Romney used "Detroit" as a metonym for the auto industry, something that's obvious after reading the column's first three paragraphs:
If General Motors, Ford and Chrysler get the bailout that their chief executives asked for yesterday, you can kiss the American automotive industry goodbye. It won’t go overnight, but its demise will be virtually guaranteed.
Without that bailout, Detroit will need to drastically restructure itself. With it, the automakers will stay the course — the suicidal course of declining market shares, insurmountable labor and retiree burdens, technology atrophy, product inferiority and never-ending job losses. Detroit needs a turnaround, not a check.
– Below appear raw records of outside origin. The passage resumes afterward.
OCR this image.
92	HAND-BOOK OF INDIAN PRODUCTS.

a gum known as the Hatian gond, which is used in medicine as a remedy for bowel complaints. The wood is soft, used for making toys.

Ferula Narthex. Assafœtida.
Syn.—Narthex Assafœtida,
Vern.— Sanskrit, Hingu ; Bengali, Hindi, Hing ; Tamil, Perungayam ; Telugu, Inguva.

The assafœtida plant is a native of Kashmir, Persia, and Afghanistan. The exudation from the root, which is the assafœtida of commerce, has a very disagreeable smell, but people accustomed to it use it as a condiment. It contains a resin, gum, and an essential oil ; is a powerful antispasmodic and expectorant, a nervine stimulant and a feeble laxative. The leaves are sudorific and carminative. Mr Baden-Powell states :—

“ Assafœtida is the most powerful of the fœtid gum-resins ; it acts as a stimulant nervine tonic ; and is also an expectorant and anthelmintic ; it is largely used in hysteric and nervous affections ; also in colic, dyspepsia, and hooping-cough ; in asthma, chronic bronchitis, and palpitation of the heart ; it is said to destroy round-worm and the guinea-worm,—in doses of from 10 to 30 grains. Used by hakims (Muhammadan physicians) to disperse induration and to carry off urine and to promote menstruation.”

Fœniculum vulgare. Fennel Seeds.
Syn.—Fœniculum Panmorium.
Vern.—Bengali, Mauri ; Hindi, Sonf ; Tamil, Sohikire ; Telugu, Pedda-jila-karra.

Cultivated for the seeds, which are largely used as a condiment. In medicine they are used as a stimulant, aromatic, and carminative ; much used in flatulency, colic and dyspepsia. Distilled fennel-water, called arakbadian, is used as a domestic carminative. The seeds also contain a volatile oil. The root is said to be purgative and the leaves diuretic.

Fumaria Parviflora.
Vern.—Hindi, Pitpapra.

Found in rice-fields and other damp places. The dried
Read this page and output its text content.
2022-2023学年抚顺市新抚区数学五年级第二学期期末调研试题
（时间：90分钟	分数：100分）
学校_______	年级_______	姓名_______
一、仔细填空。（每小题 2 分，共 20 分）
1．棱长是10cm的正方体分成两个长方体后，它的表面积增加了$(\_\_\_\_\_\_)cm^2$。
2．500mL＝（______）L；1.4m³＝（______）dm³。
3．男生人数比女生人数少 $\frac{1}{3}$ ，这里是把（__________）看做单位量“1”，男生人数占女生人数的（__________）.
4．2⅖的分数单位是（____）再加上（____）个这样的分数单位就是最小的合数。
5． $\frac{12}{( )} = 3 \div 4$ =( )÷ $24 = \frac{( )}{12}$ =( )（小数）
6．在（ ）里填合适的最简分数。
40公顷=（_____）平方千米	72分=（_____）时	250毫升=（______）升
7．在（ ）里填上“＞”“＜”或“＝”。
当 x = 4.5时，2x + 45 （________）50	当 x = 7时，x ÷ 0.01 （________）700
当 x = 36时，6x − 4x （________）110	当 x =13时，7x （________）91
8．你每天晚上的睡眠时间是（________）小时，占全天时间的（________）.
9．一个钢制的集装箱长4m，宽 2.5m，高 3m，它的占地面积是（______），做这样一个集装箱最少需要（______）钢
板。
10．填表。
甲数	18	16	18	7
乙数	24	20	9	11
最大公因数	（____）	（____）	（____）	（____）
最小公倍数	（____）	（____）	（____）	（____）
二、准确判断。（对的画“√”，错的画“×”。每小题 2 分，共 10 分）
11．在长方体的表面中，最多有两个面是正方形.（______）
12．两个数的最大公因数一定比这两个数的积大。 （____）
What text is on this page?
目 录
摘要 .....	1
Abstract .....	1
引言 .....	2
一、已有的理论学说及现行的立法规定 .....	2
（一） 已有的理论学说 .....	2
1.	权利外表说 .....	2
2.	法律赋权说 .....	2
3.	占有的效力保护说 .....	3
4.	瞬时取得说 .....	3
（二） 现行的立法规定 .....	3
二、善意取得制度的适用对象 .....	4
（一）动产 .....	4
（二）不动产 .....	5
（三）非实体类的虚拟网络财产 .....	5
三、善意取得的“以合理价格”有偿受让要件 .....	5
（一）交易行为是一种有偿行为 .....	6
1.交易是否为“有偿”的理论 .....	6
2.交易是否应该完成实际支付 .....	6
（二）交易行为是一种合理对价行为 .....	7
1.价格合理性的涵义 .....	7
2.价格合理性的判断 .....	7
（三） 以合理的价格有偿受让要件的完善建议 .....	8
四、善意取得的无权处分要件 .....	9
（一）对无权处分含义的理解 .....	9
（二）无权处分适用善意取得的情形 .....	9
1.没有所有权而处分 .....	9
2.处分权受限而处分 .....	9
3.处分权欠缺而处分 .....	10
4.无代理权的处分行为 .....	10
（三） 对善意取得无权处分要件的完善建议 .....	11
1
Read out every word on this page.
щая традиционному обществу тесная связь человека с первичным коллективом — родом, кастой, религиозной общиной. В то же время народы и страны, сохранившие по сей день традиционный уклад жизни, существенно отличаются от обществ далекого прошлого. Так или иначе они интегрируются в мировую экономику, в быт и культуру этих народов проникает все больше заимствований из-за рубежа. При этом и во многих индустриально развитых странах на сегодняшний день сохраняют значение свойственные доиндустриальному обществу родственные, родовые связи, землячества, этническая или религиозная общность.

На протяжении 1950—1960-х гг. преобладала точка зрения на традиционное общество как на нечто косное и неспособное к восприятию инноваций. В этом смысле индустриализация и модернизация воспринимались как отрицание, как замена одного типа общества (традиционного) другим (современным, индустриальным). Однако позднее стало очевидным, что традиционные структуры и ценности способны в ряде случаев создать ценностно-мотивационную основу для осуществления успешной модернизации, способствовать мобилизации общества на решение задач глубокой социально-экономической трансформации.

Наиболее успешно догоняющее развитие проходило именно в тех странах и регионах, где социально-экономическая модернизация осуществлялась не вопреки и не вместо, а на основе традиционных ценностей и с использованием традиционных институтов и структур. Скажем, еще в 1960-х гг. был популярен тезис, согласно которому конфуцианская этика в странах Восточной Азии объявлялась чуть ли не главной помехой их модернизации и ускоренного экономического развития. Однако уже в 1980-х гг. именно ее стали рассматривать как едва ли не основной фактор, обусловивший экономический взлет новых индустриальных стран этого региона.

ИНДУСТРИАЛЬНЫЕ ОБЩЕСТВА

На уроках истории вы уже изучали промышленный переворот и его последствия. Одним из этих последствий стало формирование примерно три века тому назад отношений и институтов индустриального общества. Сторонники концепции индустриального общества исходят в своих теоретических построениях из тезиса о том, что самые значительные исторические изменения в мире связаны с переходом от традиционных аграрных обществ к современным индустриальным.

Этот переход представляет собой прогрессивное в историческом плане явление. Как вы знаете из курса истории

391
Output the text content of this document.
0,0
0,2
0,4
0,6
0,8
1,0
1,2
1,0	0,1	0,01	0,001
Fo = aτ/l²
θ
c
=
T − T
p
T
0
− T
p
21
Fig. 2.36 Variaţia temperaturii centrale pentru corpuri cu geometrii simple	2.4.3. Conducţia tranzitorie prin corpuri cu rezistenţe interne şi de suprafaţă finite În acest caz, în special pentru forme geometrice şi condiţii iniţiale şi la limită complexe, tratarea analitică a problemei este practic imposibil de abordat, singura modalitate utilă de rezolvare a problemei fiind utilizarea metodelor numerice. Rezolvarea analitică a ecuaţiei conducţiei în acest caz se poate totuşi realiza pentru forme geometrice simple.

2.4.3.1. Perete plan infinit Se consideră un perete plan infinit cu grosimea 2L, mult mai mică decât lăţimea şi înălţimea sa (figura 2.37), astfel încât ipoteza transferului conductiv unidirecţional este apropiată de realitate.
I love cars, American cars. I was born in Detroit, the son of an auto chief executive. In 1954, my dad, George Romney, was tapped to run American Motors when its president suddenly died. The company itself was on life support — banks were threatening to deal it a death blow. The stock collapsed. I watched Dad work to turn the company around — and years later at business school, they were still talking about it. From the lessons of that turnaround, and from my own experiences, I have several prescriptions for Detroit’s automakers.
The Washington Times editorial board wasn't the only conservative voice to conflate the city of Detroit with the auto industry. Fox News Channel's Ed Henry grilled White House spokesman Jay Carney on Tuesday about the bankruptcy.
“Jay, is the President going to let Detroit go bankrupt?” Henry asked.
“Ed, I think that happened a while ago," Carney responded.